Akechi Mitsuhide is featured in various fictional works, mostly as a hero.

  • He is featured in Capcom's Onimusha as Samanosuke Akechi's uncle/relative, as well as Onimusha Tactics, as a playable character.
  • Mitsuhide is also one of the playable characters in Koei's Samurai Warriors series. He wields a katana, obviously taking techniques from the sword school of Iaido, and is portrayed to have a very close relationship with Mori Ranmaru. He goes against Oda Nobunaga but lets him live in one story. In another story, he is forced to kill Oda Nobunaga and Mori Ranmaru. In the second installment of the series, the relationship with Ranmaru is not present; instead he becomes closer to Nobunaga (and takes longer to fall out with Nobunaga) to a point where he does not want to kill him. This caused Saika Magoichi to assassinate Nobunaga from afar, leaving Mitsuhide to be blamed. Akechi Mitsuhide somehow defeats the Toyotomi and the Saika, uniting the land in Nobunaga's name. In a special side story, he has to fight off and defeat the Tokugawa and the rest of Japan. He also appears in the Warriors Orochi spin-off series as a starting character in the "Samurai"/"Sengoku" story lines. In this game, he shows no intention of killing or betraying Oda Nobunaga and follows him faithfully; in fairness, this depiction is based on the Samurai Warriors 2 incarnation. In Warriors Orochi 2, he and Hosokawa Gracia, his daughter, are rescued by Xing Cai and Inahime. They become allies of Shu, and they tell Liu Bei of Taira Kiyomori and Sun Wukong. He has a dream mode stage where he teams up with Ling Tong and Yue Ying to battle Masamune Date. He is also in the spinoff of Samurai Warriors called Samurai Warriors Katana.

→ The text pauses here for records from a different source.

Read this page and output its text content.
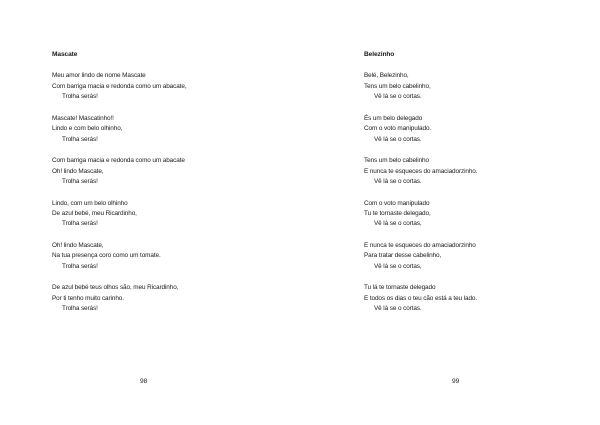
Mascate
Meu amor lindo de nome Mascate
Com barriga macia e redonda como um abacate,
Trolha serás!
Mascate! Mascatinho!!
Lindo e com belo olhinho,
Trolha serás!
Com barriga macia e redonda como um abacate
Oh! lindo Mascate,
Trolha serás!
Lindo, com um belo olhinho
De azul bebé, meu Ricardinho,
Trolha serás!
Oh! lindo Mascate,
Na tua presença coro como um tomate.
Trolha serás!
De azul bebé teus olhos são, meu Ricardinho,
Por ti tenho muito carinho.
Trolha serás!
98
Belezinho
Belé, Belezinho,
Tens um belo cabelinho,
Vê lá se o cortas.
És um belo delegado
Com o voto manipulado.
Vê lá se o cortas.
Tens um belo cabelinho
E nunca te esqueces do amaciadorzinho.
Vê lá se o cortas.
Com o voto manipulado
Tu te tornaste delegado,
Vê lá se o cortas,
E nunca te esqueces do amaciadorzinho
Para tratar desse cabelinho,
Vê lá se o cortas,
Tu lá te tornaste delegado
E todos os dias o teu cão está a teu lado.
Vê lá se o cortas.
99
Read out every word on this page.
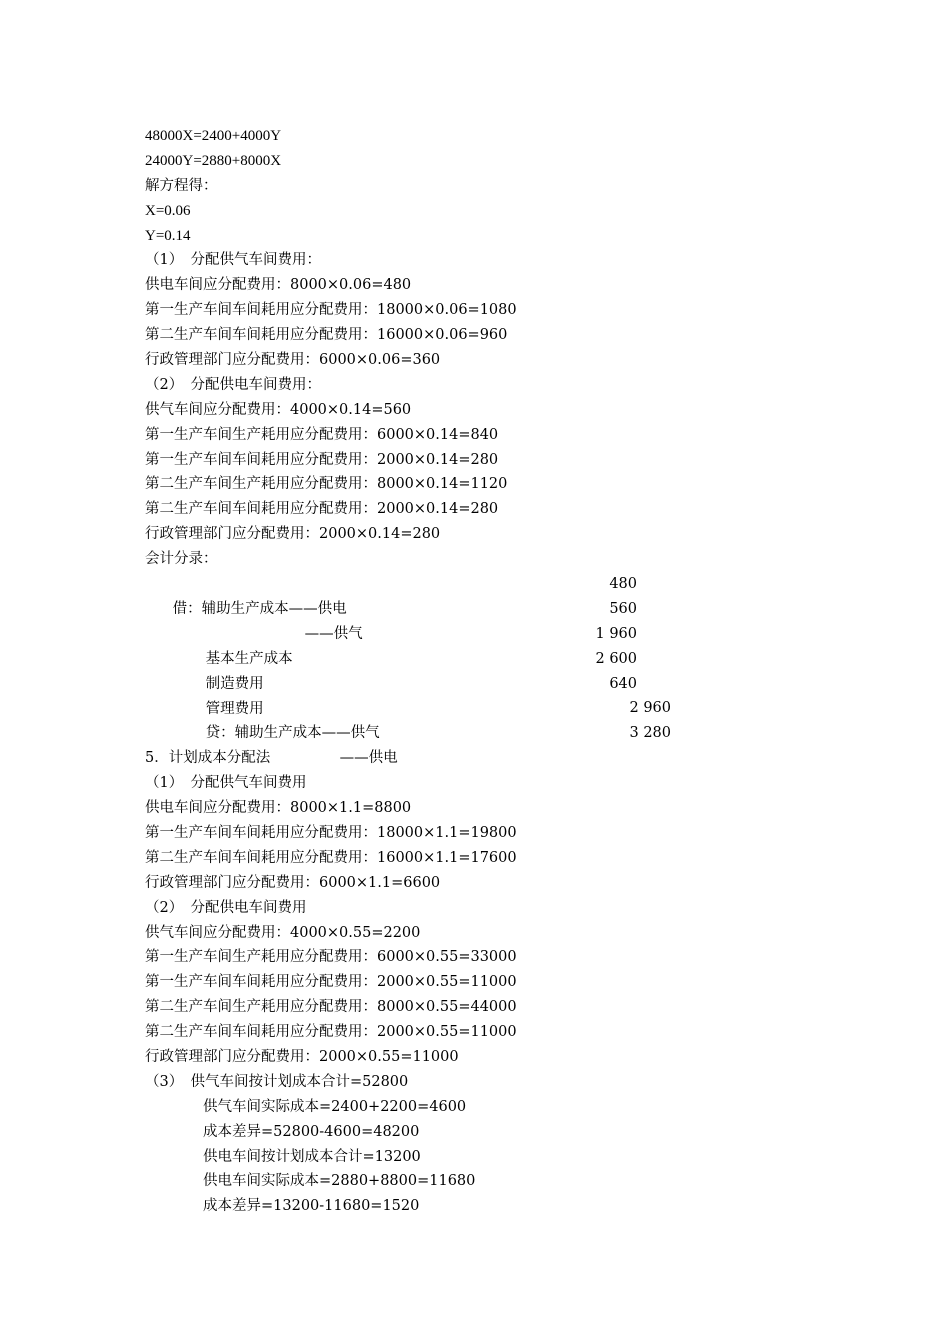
48000X=2400+4000Y
24000Y=2880+8000X
解方程得：
X=0.06
Y=0.14
（1）　分配供气车间费用：
供电车间应分配费用：8000×0.06=480
第一生产车间车间耗用应分配费用：18000×0.06=1080
第二生产车间车间耗用应分配费用：16000×0.06=960
行政管理部门应分配费用：6000×0.06=360
（2）　分配供电车间费用：
供气车间应分配费用：4000×0.14=560
第一生产车间生产耗用应分配费用：6000×0.14=840
第一生产车间车间耗用应分配费用：2000×0.14=280
第二生产车间生产耗用应分配费用：8000×0.14=1120
第二生产车间车间耗用应分配费用：2000×0.14=280
行政管理部门应分配费用：2000×0.14=280
会计分录：

借：辅助生产成本——供电

480

——供气

560

基本生产成本

1 960

制造费用

2 600

管理费用

640

贷：辅助生产成本——供气

2 960

——供电

3 280

5．计划成本分配法
（1）　分配供气车间费用
供电车间应分配费用：8000×1.1=8800
第一生产车间车间耗用应分配费用：18000×1.1=19800
第二生产车间车间耗用应分配费用：16000×1.1=17600
行政管理部门应分配费用：6000×1.1=6600
（2）　分配供电车间费用
供气车间应分配费用：4000×0.55=2200
第一生产车间生产耗用应分配费用：6000×0.55=33000
第一生产车间车间耗用应分配费用：2000×0.55=11000
第二生产车间生产耗用应分配费用：8000×0.55=44000
第二生产车间车间耗用应分配费用：2000×0.55=11000
行政管理部门应分配费用：2000×0.55=11000
（3）　供气车间按计划成本合计=52800
供气车间实际成本=2400+2200=4600
成本差异=52800-4600=48200
供电车间按计划成本合计=13200
供电车间实际成本=2880+8800=11680
成本差异=13200-11680=1520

  • He is featured as a playable character in Sengoku Basara, where he is portrayed as a sadistic psychopath who wields dual scythes, and enjoys killing his opponents. His counterpart in Devil Kings is known as the "Reaper". He appears in Sengoku Basara 3 in a new costume as well as a mask concealing his mouth, under a new name of "Tenkai".
  • Mitsuhide plays a part in Konami's video game Demon Chaos.

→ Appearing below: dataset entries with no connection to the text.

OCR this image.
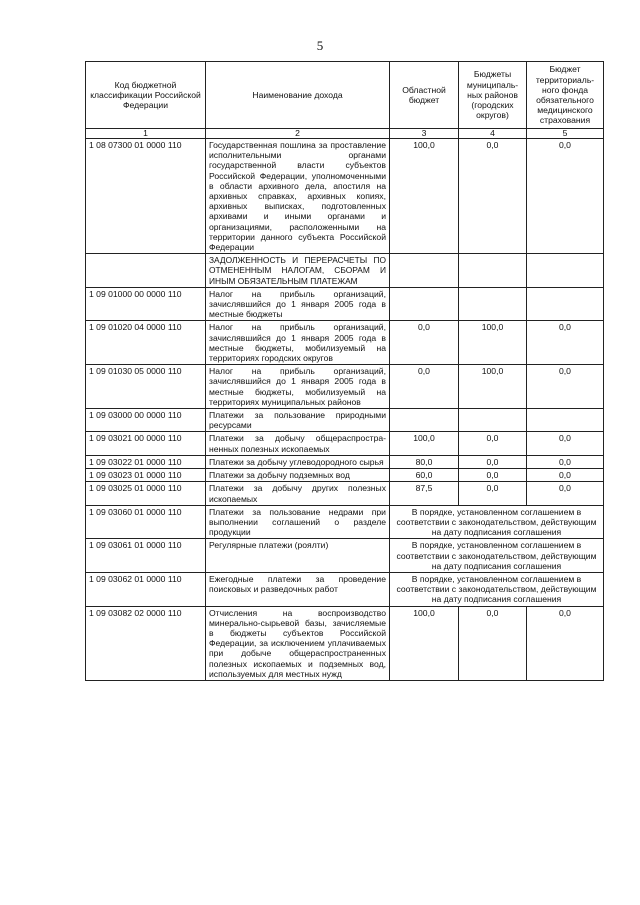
5
Код бюджетной классификации Российской Федерации	Наименование дохода	Областной бюджет	Бюджеты муниципаль-ных районов (городских округов)	Бюджет территориаль-ного фонда обязательного медицинского страхования
1	2	3	4	5
1 08 07300 01 0000 110	Государственная пошлина за проставление исполнительными органами государственной власти субъектов Российской Федерации, уполномоченными в области архивного дела, апостиля на архивных справках, архивных копиях, архивных выписках, подготовленных архивами и иными органами и организациями, расположенными на территории данного субъекта Российской Федерации	100,0	0,0	0,0
	ЗАДОЛЖЕННОСТЬ И ПЕРЕРАСЧЕТЫ ПО ОТМЕНЕННЫМ НАЛОГАМ, СБОРАМ И ИНЫМ ОБЯЗАТЕЛЬНЫМ ПЛАТЕЖАМ			
1 09 01000 00 0000 110	Налог на прибыль организаций, зачислявшийся до 1 января 2005 года в местные бюджеты			
1 09 01020 04 0000 110	Налог на прибыль организаций, зачислявшийся до 1 января 2005 года в местные бюджеты, мобилизуемый на территориях городских округов	0,0	100,0	0,0
1 09 01030 05 0000 110	Налог на прибыль организаций, зачислявшийся до 1 января 2005 года в местные бюджеты, мобилизуемый на территориях муниципальных районов	0,0	100,0	0,0
1 09 03000 00 0000 110	Платежи за пользование природными ресурсами			
1 09 03021 00 0000 110	Платежи за добычу общераспростра-ненных полезных ископаемых	100,0	0,0	0,0
1 09 03022 01 0000 110	Платежи за добычу углеводородного сырья	80,0	0,0	0,0
1 09 03023 01 0000 110	Платежи за добычу подземных вод	60,0	0,0	0,0
1 09 03025 01 0000 110	Платежи за добычу других полезных ископаемых	87,5	0,0	0,0
1 09 03060 01 0000 110	Платежи за пользование недрами при выполнении соглашений о разделе продукции	В порядке, установленном соглашением в соответствии с законодательством, действующим на дату подписания соглашения		
1 09 03061 01 0000 110	Регулярные платежи (роялти)	В порядке, установленном соглашением в соответствии с законодательством, действующим на дату подписания соглашения		
1 09 03062 01 0000 110	Ежегодные платежи за проведение поисковых и разведочных работ	В порядке, установленном соглашением в соответствии с законодательством, действующим на дату подписания соглашения		
1 09 03082 02 0000 110	Отчисления на воспроизводство минерально-сырьевой базы, зачисляемые в бюджеты субъектов Российской Федерации, за исключением уплачиваемых при добыче общераспространенных полезных ископаемых и подземных вод, используемых для местных нужд	100,0	0,0	0,0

  • In Eiji Yoshikawa's novel Taiko ki (released in English as Taiko: An Epic Novel of War and Glory in Feudal Japan), Mitsuhide is emotionally abused by Nobunaga, who calls him by the nickname "kumquat head".
  • In Koei's video game Kessen III, he is portrayed as an ally turned main villain through the game; this is because Oda Nobunaga is portrayed as the hero and unifier of Japan.

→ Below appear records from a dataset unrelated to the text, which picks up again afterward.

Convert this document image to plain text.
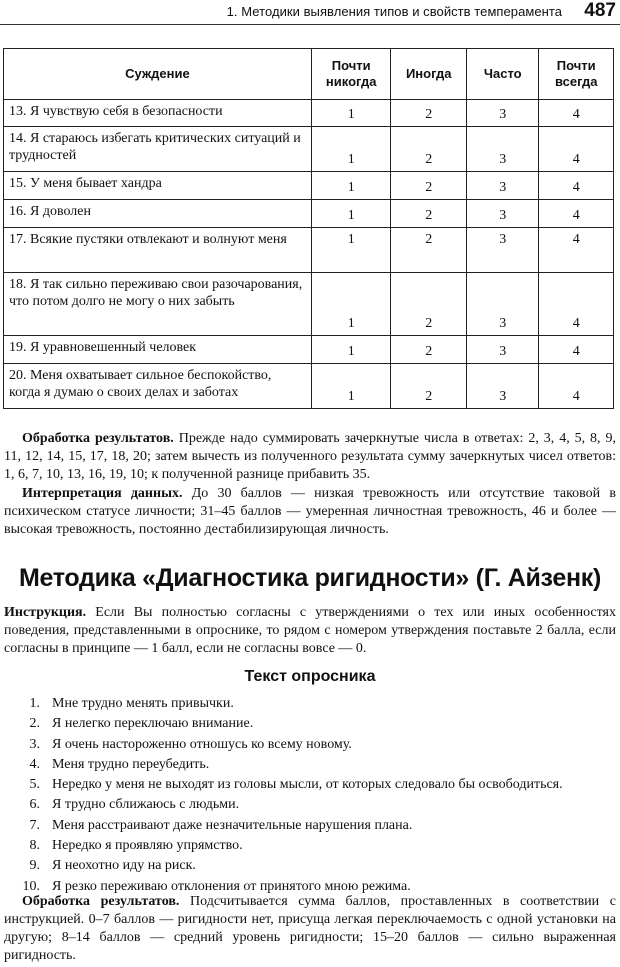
1. Методики выявления типов и свойств темперамента 487
Суждение	Почти никогда	Иногда	Часто	Почти всегда
13. Я чувствую себя в безопасности	1	2	3	4
14. Я стараюсь избегать критических ситуаций и трудностей	1	2	3	4
15. У меня бывает хандра	1	2	3	4
16. Я доволен	1	2	3	4
17. Всякие пустяки отвлекают и волнуют меня	1	2	3	4
18. Я так сильно переживаю свои разочарования, что потом долго не могу о них забыть	1	2	3	4
19. Я уравновешенный человек	1	2	3	4
20. Меня охватывает сильное беспокойство, когда я думаю о своих делах и заботах	1	2	3	4

Обработка результатов. Прежде надо суммировать зачеркнутые числа в ответах: 2, 3, 4, 5, 8, 9, 11, 12, 14, 15, 17, 18, 20; затем вычесть из полученного результата сумму зачеркнутых чисел ответов: 1, 6, 7, 10, 13, 16, 19, 10; к полученной разнице прибавить 35.

Интерпретация данных. До 30 баллов — низкая тревожность или отсутствие таковой в психическом статусе личности; 31–45 баллов — умеренная личностная тревожность, 46 и более — высокая тревожность, постоянно дестабилизирующая личность.

Методика «Диагностика ригидности» (Г. Айзенк)

Инструкция. Если Вы полностью согласны с утверждениями о тех или иных особенностях поведения, представленными в опроснике, то рядом с номером утверждения поставьте 2 балла, если согласны в принципе — 1 балл, если не согласны вовсе — 0.

Текст опросника
1. Мне трудно менять привычки.
2. Я нелегко переключаю внимание.
3. Я очень настороженно отношусь ко всему новому.
4. Меня трудно переубедить.
5. Нередко у меня не выходят из головы мысли, от которых следовало бы освободиться.
6. Я трудно сближаюсь с людьми.
7. Меня расстраивают даже незначительные нарушения плана.
8. Нередко я проявляю упрямство.
9. Я неохотно иду на риск.
10. Я резко переживаю отклонения от принятого мною режима.

Обработка результатов. Подсчитывается сумма баллов, проставленных в соответствии с инструкцией. 0–7 баллов — ригидности нет, присуща легкая переключаемость с одной установки на другую; 8–14 баллов — средний уровень ригидности; 15–20 баллов — сильно выраженная ригидность.
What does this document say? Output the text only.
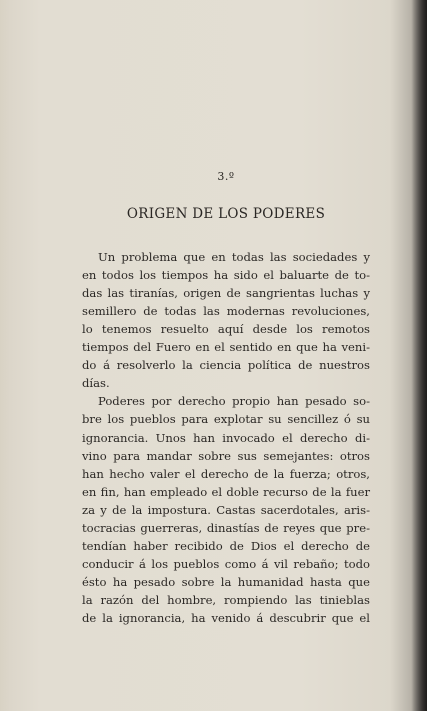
3.º
ORIGEN DE LOS PODERES
Un problema que en todas las sociedades y
en todos los tiempos ha sido el baluarte de to-
das las tiranías, origen de sangrientas luchas y
semillero de todas las modernas revoluciones,
lo tenemos resuelto aquí desde los remotos
tiempos del Fuero en el sentido en que ha veni-
do á resolverlo la ciencia política de nuestros
días.
Poderes por derecho propio han pesado so-
bre los pueblos para explotar su sencillez ó su
ignorancia. Unos han invocado el derecho di-
vino para mandar sobre sus semejantes: otros
han hecho valer el derecho de la fuerza; otros,
en fin, han empleado el doble recurso de la fuer
za y de la impostura. Castas sacerdotales, aris-
tocracias guerreras, dinastías de reyes que pre-
tendían haber recibido de Dios el derecho de
conducir á los pueblos como á vil rebaño; todo
ésto ha pesado sobre la humanidad hasta que
la razón del hombre, rompiendo las tinieblas
de la ignorancia, ha venido á descubrir que el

  • In Hikaru no Go, a character named Yuki Mitani plays Mitsuhide in a school play.
  • In the manga series Tenjho Tenge, the character Sōhaku Kago initially went by the name Akechi Mitsuhide, and killed Oda Nobunaga by decapitation. He then faked his death and became the High Buddhist priest called Tenkai, manipulating the Tokugawa from within.
  • In the James Clavell historical novel Shōgun, the character of "Akechi Jinsai" is a pastiche of Mitsuhide.
  • Akechi Mitsuhide is one of few captains who have non-generic faces in the eroge Sengoku Rance. He can be replaced with his daughter Hosokawa Gracia, after doing two of his events using Rance's satisfaction points.
  • In the anime series Sengoku Otome: Momoiro Paradox, Mitsuhide is portrayed as a gender-switched version of himself, played by Eri Kitamura.